As it was, young Alexander (in his fifth Grand Prix) made the move of the race on Heinz-Harald (in his 67th). He did it in the heart-in-mouth banked sweep at the end of the long undulating straight, and he did it the best way, in a confident committed move that brooked no argument from the Williams; and, if the superior grip of his Bridgestones helped him through, a good driver is one that makes full use of his equipment. Alex is still at the breathless, wide-eyed stage where he can hardly believe that his boyhood dreams of F1 are being realised; but in the cockpit he is already a steely performer.

There was much more of interest down the field: World Champion Villeneuve, more unshaven than ever this weekend, started from the fifth row, a legacy of his practice accident, and had to work very hard all race in the other red Williams. Seventh place was his scant reward. Little Giancarlo Fisichella, in the other sky-blue Benetton, didn't get the chance to play to the gallery quite as Wurz had done, but his strong drive made it two cars in the points for David Richards.

The top four teams all had reliable races and brought both cars home. By contrast, most of the other teams had a dreadful weekend. For Jordan, Rolf Schumacher's first-lap accident was followed by Hill's ignominious disqualification, after an uncompetitive race, for being underweight. The first Jordan Grand Prix victory looks very far off at the moment: and meanwhile, if Damon wants to renovate his career, he must start by consistently out-qualifying his young team-mate.

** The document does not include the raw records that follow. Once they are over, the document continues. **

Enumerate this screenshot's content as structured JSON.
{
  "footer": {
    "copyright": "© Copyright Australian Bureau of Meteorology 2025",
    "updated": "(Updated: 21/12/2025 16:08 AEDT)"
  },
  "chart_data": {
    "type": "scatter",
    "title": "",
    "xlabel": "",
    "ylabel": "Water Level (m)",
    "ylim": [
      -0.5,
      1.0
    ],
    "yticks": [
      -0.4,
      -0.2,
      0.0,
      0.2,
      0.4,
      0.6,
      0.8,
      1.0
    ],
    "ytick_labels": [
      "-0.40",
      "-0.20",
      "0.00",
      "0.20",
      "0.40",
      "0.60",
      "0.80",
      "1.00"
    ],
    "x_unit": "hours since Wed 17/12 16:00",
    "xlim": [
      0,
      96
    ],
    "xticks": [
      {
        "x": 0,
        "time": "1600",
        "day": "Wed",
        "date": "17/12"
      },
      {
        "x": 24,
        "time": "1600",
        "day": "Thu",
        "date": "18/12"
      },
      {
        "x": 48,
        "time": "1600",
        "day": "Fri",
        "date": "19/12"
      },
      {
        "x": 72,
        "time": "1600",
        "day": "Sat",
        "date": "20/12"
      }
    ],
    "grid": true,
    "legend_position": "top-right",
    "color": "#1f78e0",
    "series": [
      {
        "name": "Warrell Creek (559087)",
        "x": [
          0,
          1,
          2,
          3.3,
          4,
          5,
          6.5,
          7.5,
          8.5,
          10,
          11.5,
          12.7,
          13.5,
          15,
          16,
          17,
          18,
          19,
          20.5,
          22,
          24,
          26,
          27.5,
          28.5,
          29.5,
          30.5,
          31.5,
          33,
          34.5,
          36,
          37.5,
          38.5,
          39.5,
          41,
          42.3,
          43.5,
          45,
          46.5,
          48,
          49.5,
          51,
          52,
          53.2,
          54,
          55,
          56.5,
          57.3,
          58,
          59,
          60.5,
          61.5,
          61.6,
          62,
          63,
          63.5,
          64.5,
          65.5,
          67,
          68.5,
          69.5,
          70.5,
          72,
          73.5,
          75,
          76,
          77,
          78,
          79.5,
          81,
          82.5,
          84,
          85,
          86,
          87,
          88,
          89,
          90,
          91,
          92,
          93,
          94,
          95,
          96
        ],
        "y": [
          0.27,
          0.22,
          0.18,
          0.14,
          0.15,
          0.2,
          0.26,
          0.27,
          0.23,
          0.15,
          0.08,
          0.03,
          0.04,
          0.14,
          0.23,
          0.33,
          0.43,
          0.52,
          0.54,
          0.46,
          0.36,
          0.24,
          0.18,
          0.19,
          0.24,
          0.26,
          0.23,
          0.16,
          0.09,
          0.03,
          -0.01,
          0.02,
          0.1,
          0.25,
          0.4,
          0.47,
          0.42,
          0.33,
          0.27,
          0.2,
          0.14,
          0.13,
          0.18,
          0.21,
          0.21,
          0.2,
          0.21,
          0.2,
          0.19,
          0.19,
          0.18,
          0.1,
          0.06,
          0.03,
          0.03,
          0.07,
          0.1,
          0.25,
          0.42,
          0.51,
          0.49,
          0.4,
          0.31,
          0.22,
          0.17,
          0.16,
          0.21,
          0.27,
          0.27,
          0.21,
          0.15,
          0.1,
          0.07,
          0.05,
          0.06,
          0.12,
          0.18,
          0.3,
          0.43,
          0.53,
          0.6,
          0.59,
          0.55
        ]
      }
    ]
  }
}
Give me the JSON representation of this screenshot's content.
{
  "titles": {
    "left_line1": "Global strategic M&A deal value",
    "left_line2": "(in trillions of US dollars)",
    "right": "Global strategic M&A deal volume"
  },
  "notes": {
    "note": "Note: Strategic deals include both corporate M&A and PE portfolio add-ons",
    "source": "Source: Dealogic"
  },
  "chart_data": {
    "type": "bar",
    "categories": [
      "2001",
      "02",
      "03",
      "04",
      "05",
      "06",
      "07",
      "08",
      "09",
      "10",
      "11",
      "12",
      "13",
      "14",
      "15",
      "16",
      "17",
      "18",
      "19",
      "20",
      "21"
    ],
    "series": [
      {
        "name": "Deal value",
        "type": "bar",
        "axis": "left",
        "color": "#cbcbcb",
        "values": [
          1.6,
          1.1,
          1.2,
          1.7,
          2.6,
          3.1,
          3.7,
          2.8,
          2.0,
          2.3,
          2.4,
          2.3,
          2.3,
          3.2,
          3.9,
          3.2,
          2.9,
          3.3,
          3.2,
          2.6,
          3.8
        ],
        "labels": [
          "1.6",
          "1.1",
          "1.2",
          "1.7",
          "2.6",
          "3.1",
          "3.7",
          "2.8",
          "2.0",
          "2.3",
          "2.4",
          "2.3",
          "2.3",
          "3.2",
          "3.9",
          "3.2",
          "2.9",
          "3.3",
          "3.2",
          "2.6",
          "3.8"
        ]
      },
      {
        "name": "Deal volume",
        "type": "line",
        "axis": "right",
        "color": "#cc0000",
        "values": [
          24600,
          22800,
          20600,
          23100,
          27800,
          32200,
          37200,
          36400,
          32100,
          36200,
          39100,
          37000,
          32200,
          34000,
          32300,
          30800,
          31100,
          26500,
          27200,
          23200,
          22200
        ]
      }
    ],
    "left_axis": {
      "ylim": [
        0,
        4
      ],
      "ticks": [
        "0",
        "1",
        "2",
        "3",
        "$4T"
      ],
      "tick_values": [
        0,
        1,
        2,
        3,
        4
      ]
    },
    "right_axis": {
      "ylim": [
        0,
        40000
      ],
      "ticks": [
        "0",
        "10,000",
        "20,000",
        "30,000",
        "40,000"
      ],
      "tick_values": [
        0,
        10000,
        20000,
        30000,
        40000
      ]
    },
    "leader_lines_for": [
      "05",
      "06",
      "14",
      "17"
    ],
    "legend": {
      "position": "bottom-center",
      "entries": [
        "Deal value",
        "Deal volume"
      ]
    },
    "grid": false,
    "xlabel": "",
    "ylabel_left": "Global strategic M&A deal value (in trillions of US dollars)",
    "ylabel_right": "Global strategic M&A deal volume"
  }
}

Finally, within McLaren itself there is some interesting psychology at work. Häkkinen and Coulthard are nominally joint number one drivers; but in Australia, whatever you made of David's noble gesture in moving over for Mika after the pitstop fiasco, the truth is the Finn was consistently the faster driver all weekend. In Brazil it was the same story. To keep his own World Championship hopes alive, David needs to have a weekend or two of outpacing Mika, and soon; otherwise he will find himself irrevocably sliding into the No 2 slot. It will be horribly ironical if in hindsight, David's best chance of beating his team-mate turns out to have been the day he made that famous gift for which he has been so harshly, and unfairly, criticised.